Como vimos no auge da pandemia, mesmo numa tragédia desta magnitude o melhor da humanidade pode emergir. Talvez mais do que nunca, as formas modernas de comunicação abalaram nossas consciências apresentando em tempo real imagens fortes e, às vezes, horríveis de sofrimento e morte. Essas mesmas imagens também inspiraram um senso de solidariedade e fraternidade, que levou muitos países e indivíduos a prestar assistência humanitária. Penso, em particular, nos países que estão acolhendo os refugiados do conflito, independentemente dos custos. Vimos famílias abrirem suas casas para outros familiares, amigos e até mesmo para desconhecidos.

A seguir, Francisco recordou que "existem vários outros conflitos em andamento no mundo que recebem pouca ou nenhuma atenção, especialmente dos meios de comunicação". "Somos uma família humana e o grau de indignação expresso, o apoio humanitário oferecido e o senso de fraternidade sentido por aqueles que sofrem não deve ser baseado na geografia ou no interesse pessoal", disse ainda o Papa, citando um trecho de sua Encíclica Fratelli tutti: "Se toda pessoa possui uma dignidade inalienável, se todo o ser humano é meu irmão ou minha irmã e se, na realidade, o mundo pertence a todos, não importa se alguém nasceu aqui ou vive fora dos confins do seu próprio país".

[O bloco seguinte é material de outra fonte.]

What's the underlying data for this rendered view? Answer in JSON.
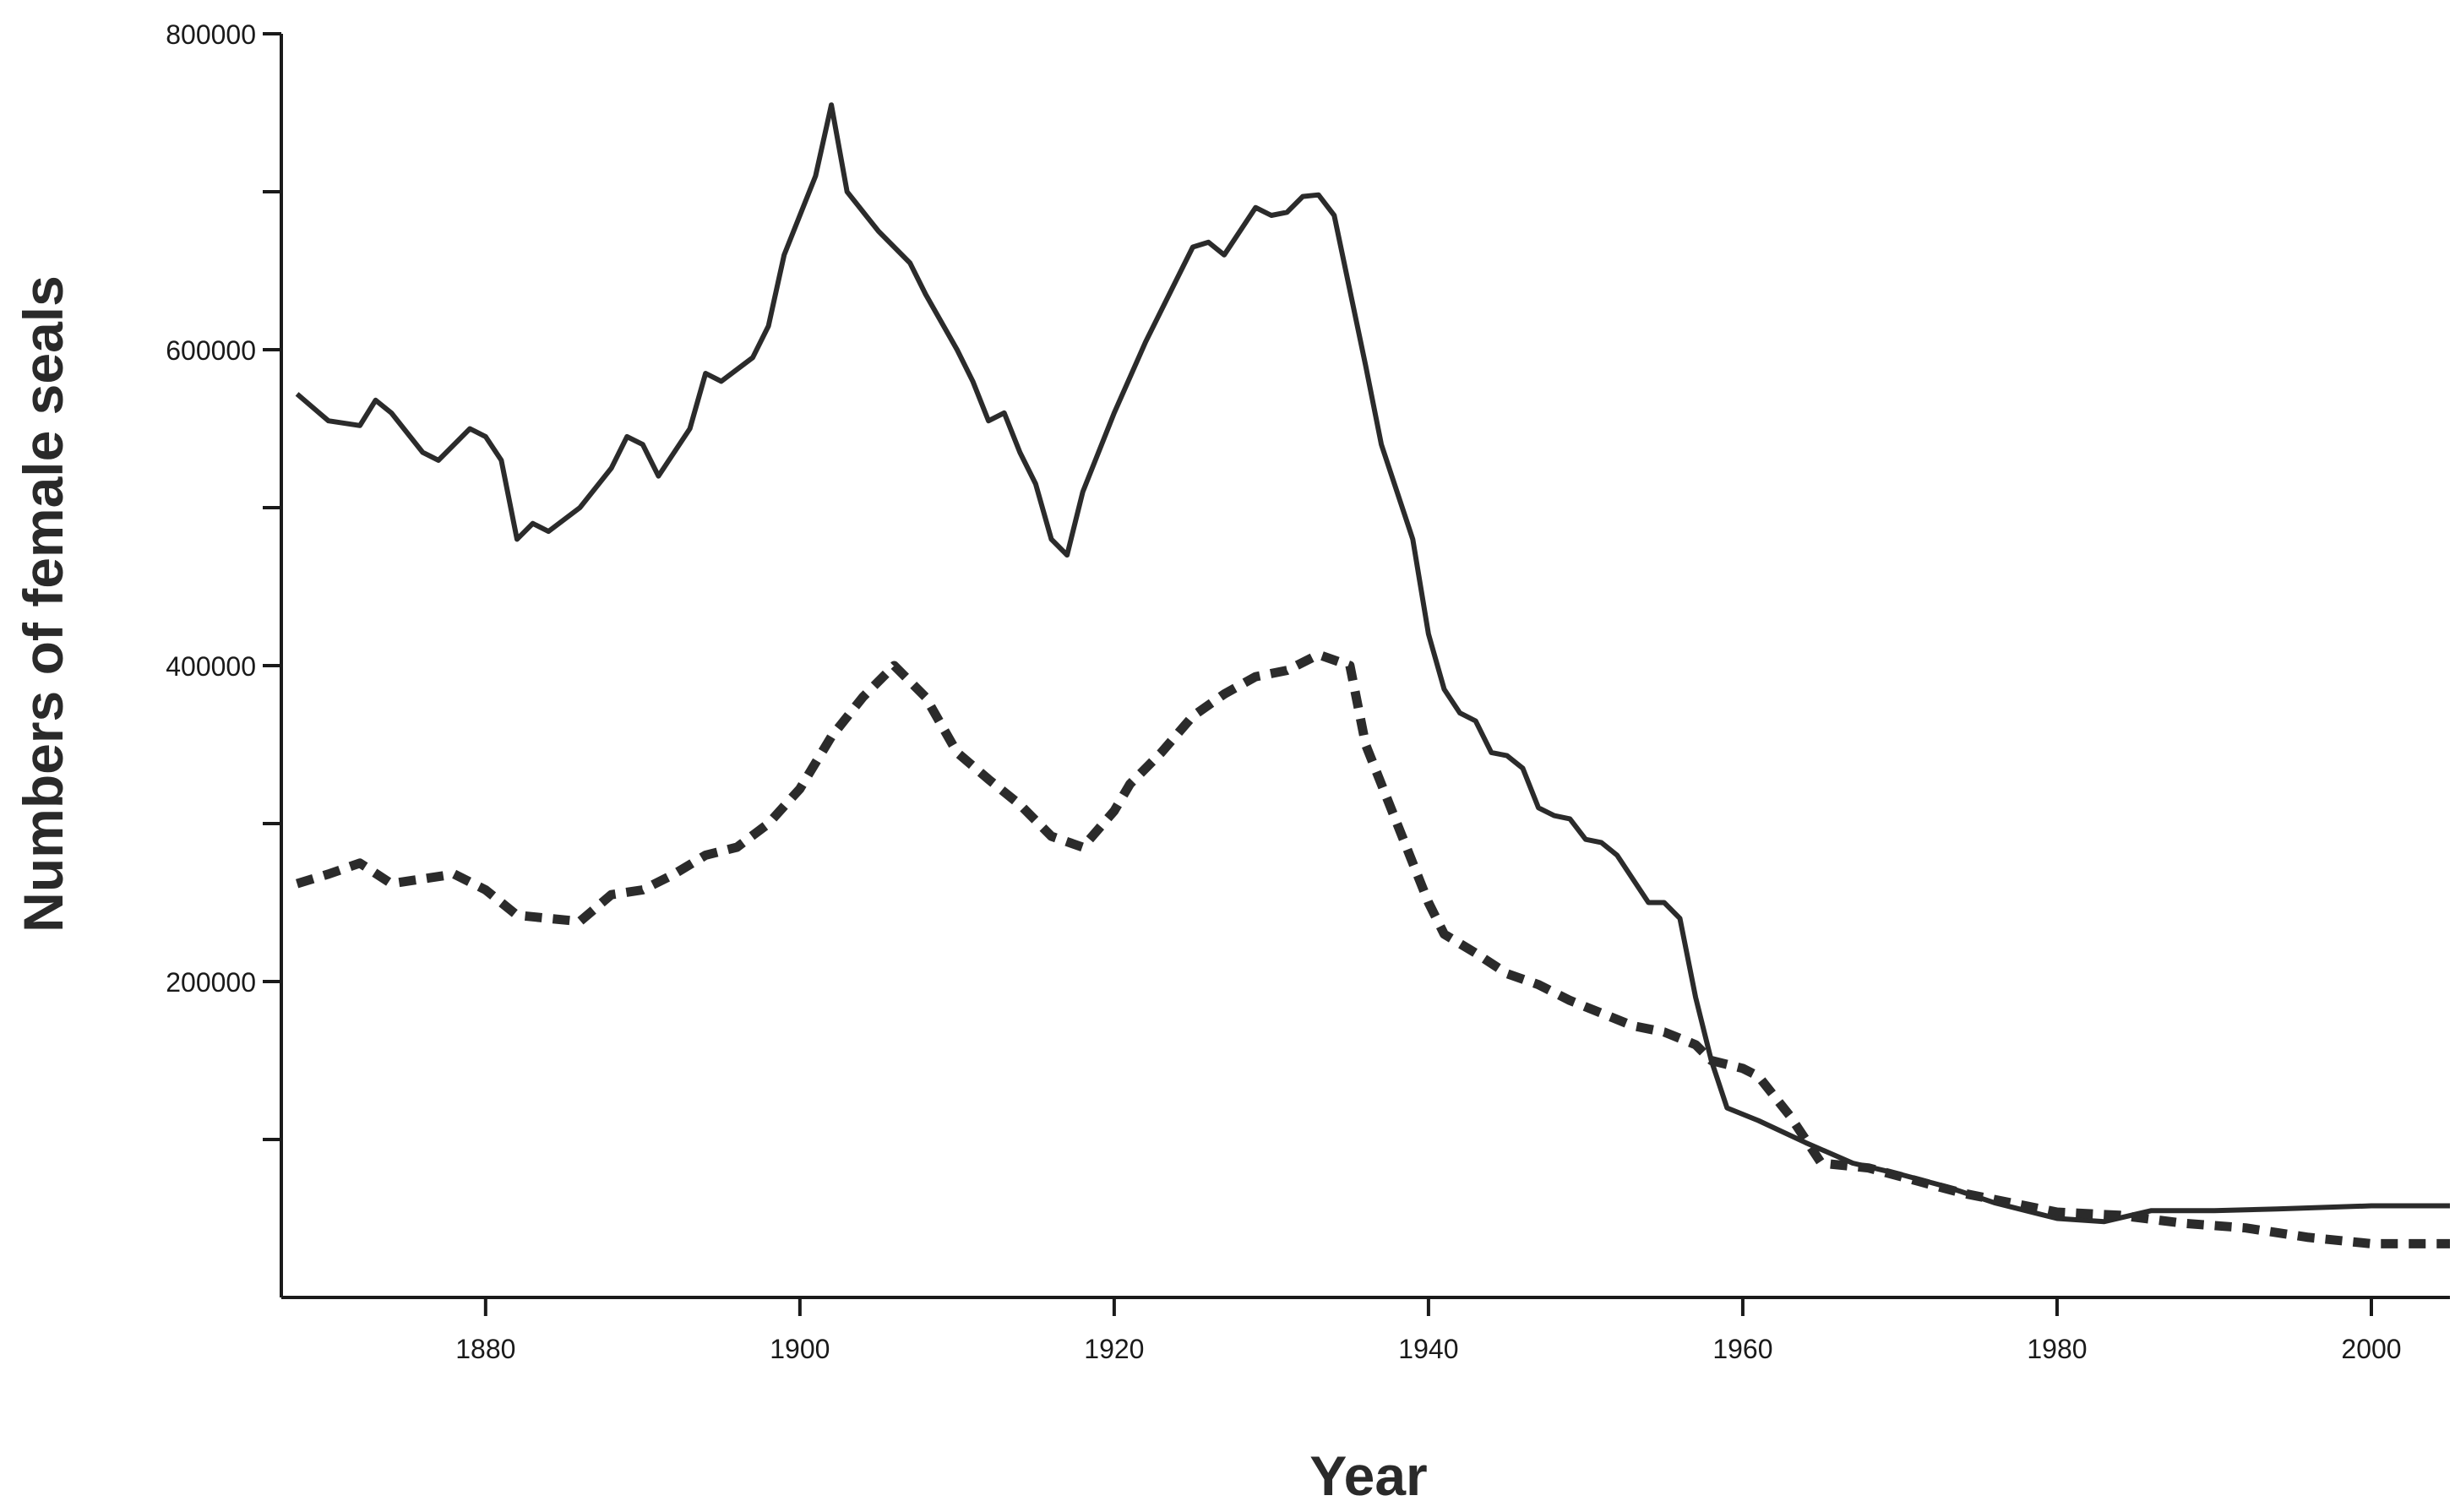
{
  "chart_data": {
    "type": "line",
    "title": "",
    "xlabel": "Year",
    "ylabel": "Numbers of female seals",
    "xlim": [
      1867,
      2005
    ],
    "ylim": [
      0,
      800000
    ],
    "x_ticks": [
      1880,
      1900,
      1920,
      1940,
      1960,
      1980,
      2000
    ],
    "x_tick_labels": [
      "1880",
      "1900",
      "1920",
      "1940",
      "1960",
      "1980",
      "2000"
    ],
    "y_ticks": [
      100000,
      200000,
      300000,
      400000,
      500000,
      600000,
      700000,
      800000
    ],
    "y_tick_labels": [
      "",
      "200000",
      "",
      "400000",
      "",
      "600000",
      "",
      "800000"
    ],
    "grid": false,
    "legend": "none",
    "series": [
      {
        "style": "solid",
        "color": "#2b2b2b",
        "points": [
          [
            1868,
            572000
          ],
          [
            1870,
            555000
          ],
          [
            1872,
            552000
          ],
          [
            1873,
            568000
          ],
          [
            1874,
            560000
          ],
          [
            1876,
            535000
          ],
          [
            1877,
            530000
          ],
          [
            1879,
            550000
          ],
          [
            1880,
            545000
          ],
          [
            1881,
            530000
          ],
          [
            1882,
            480000
          ],
          [
            1883,
            490000
          ],
          [
            1884,
            485000
          ],
          [
            1886,
            500000
          ],
          [
            1888,
            525000
          ],
          [
            1889,
            545000
          ],
          [
            1890,
            540000
          ],
          [
            1891,
            520000
          ],
          [
            1893,
            550000
          ],
          [
            1894,
            585000
          ],
          [
            1895,
            580000
          ],
          [
            1897,
            595000
          ],
          [
            1898,
            615000
          ],
          [
            1899,
            660000
          ],
          [
            1901,
            710000
          ],
          [
            1902,
            755000
          ],
          [
            1903,
            700000
          ],
          [
            1905,
            675000
          ],
          [
            1907,
            655000
          ],
          [
            1908,
            635000
          ],
          [
            1910,
            600000
          ],
          [
            1911,
            580000
          ],
          [
            1912,
            555000
          ],
          [
            1913,
            560000
          ],
          [
            1914,
            535000
          ],
          [
            1915,
            515000
          ],
          [
            1916,
            480000
          ],
          [
            1917,
            470000
          ],
          [
            1918,
            510000
          ],
          [
            1920,
            560000
          ],
          [
            1922,
            605000
          ],
          [
            1924,
            645000
          ],
          [
            1925,
            665000
          ],
          [
            1926,
            668000
          ],
          [
            1927,
            660000
          ],
          [
            1929,
            690000
          ],
          [
            1930,
            685000
          ],
          [
            1931,
            687000
          ],
          [
            1932,
            697000
          ],
          [
            1933,
            698000
          ],
          [
            1934,
            685000
          ],
          [
            1936,
            590000
          ],
          [
            1937,
            540000
          ],
          [
            1939,
            480000
          ],
          [
            1940,
            420000
          ],
          [
            1941,
            385000
          ],
          [
            1942,
            370000
          ],
          [
            1943,
            365000
          ],
          [
            1944,
            345000
          ],
          [
            1945,
            343000
          ],
          [
            1946,
            335000
          ],
          [
            1947,
            310000
          ],
          [
            1948,
            305000
          ],
          [
            1949,
            303000
          ],
          [
            1950,
            290000
          ],
          [
            1951,
            288000
          ],
          [
            1952,
            280000
          ],
          [
            1953,
            265000
          ],
          [
            1954,
            250000
          ],
          [
            1955,
            250000
          ],
          [
            1956,
            240000
          ],
          [
            1957,
            190000
          ],
          [
            1958,
            150000
          ],
          [
            1959,
            120000
          ],
          [
            1961,
            112000
          ],
          [
            1964,
            98000
          ],
          [
            1967,
            85000
          ],
          [
            1970,
            78000
          ],
          [
            1973,
            70000
          ],
          [
            1976,
            60000
          ],
          [
            1980,
            50000
          ],
          [
            1983,
            48000
          ],
          [
            1986,
            55000
          ],
          [
            1990,
            55000
          ],
          [
            1994,
            56000
          ],
          [
            2000,
            58000
          ],
          [
            2005,
            58000
          ]
        ]
      },
      {
        "style": "dashed",
        "color": "#2b2b2b",
        "points": [
          [
            1868,
            262000
          ],
          [
            1870,
            268000
          ],
          [
            1872,
            275000
          ],
          [
            1874,
            262000
          ],
          [
            1876,
            265000
          ],
          [
            1878,
            268000
          ],
          [
            1880,
            258000
          ],
          [
            1882,
            242000
          ],
          [
            1884,
            240000
          ],
          [
            1886,
            238000
          ],
          [
            1888,
            255000
          ],
          [
            1890,
            258000
          ],
          [
            1892,
            268000
          ],
          [
            1894,
            280000
          ],
          [
            1896,
            285000
          ],
          [
            1898,
            300000
          ],
          [
            1900,
            322000
          ],
          [
            1902,
            355000
          ],
          [
            1904,
            380000
          ],
          [
            1906,
            400000
          ],
          [
            1908,
            380000
          ],
          [
            1910,
            345000
          ],
          [
            1912,
            328000
          ],
          [
            1914,
            312000
          ],
          [
            1916,
            292000
          ],
          [
            1918,
            285000
          ],
          [
            1920,
            308000
          ],
          [
            1921,
            325000
          ],
          [
            1923,
            345000
          ],
          [
            1925,
            368000
          ],
          [
            1927,
            382000
          ],
          [
            1929,
            393000
          ],
          [
            1931,
            397000
          ],
          [
            1933,
            407000
          ],
          [
            1935,
            400000
          ],
          [
            1936,
            350000
          ],
          [
            1938,
            300000
          ],
          [
            1940,
            250000
          ],
          [
            1941,
            230000
          ],
          [
            1943,
            218000
          ],
          [
            1945,
            205000
          ],
          [
            1947,
            198000
          ],
          [
            1949,
            188000
          ],
          [
            1951,
            180000
          ],
          [
            1953,
            172000
          ],
          [
            1955,
            168000
          ],
          [
            1957,
            160000
          ],
          [
            1958,
            150000
          ],
          [
            1960,
            145000
          ],
          [
            1961,
            140000
          ],
          [
            1963,
            115000
          ],
          [
            1965,
            85000
          ],
          [
            1968,
            82000
          ],
          [
            1971,
            74000
          ],
          [
            1974,
            66000
          ],
          [
            1977,
            60000
          ],
          [
            1980,
            54000
          ],
          [
            1984,
            52000
          ],
          [
            1988,
            47000
          ],
          [
            1992,
            44000
          ],
          [
            1996,
            38000
          ],
          [
            2000,
            34000
          ],
          [
            2005,
            34000
          ]
        ]
      }
    ]
  }
}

Segundo o Pontífice, "isso vale não só para a guerra e os conflitos violentos, mas também para outras situações de injustiça que afligem a família humana: mudanças climáticas, pobreza, fome, falta de água potável, acesso a um trabalho respeitável e educação adequada, apenas para citar algumas".

"A Santa Sé continua trabalhando através de vários canais para promover soluções pacíficas em situações de conflito e para aliviar o sofrimento causado por outros problemas sociais. Faz isso com a convicção de que os problemas que afetam toda a família humana requerem uma resposta unificada por parte da Comunidade internacional, na qual cada membro faz sua parte", sublinhou o Papa.

Queridos embaixadores, vocês têm um papel privilegiado a desempenhar a este respeito. Vocês sabem muito bem que a guerra é sempre uma derrota para a humanidade e é contrária ao importante serviço que vocês desempenham, buscando construir uma cultura do encontro através do diálogo e incentivando a compreensão mútua entre os povos, bem como defendendo os nobres princípios do direito internacional. Não é de forma alguma um serviço fácil, mas talvez as situações de desigualdade e injustiça que estamos testemunhando no mundo de hoje nos ajudem a apreciar ainda mais seu trabalho. Apesar dos desafios e retrocessos, nunca devemos perder a esperança nos esforços para construir um mundo no qual a fraternidade e a compreensão mútua prevaleçam e as divergências sejam resolvidas por meios pacíficos.

Por fim, Francisco disse aos novos embaixadores que os escritórios da Santa Sé estão à sua disposição para abordar questões de interesse comum.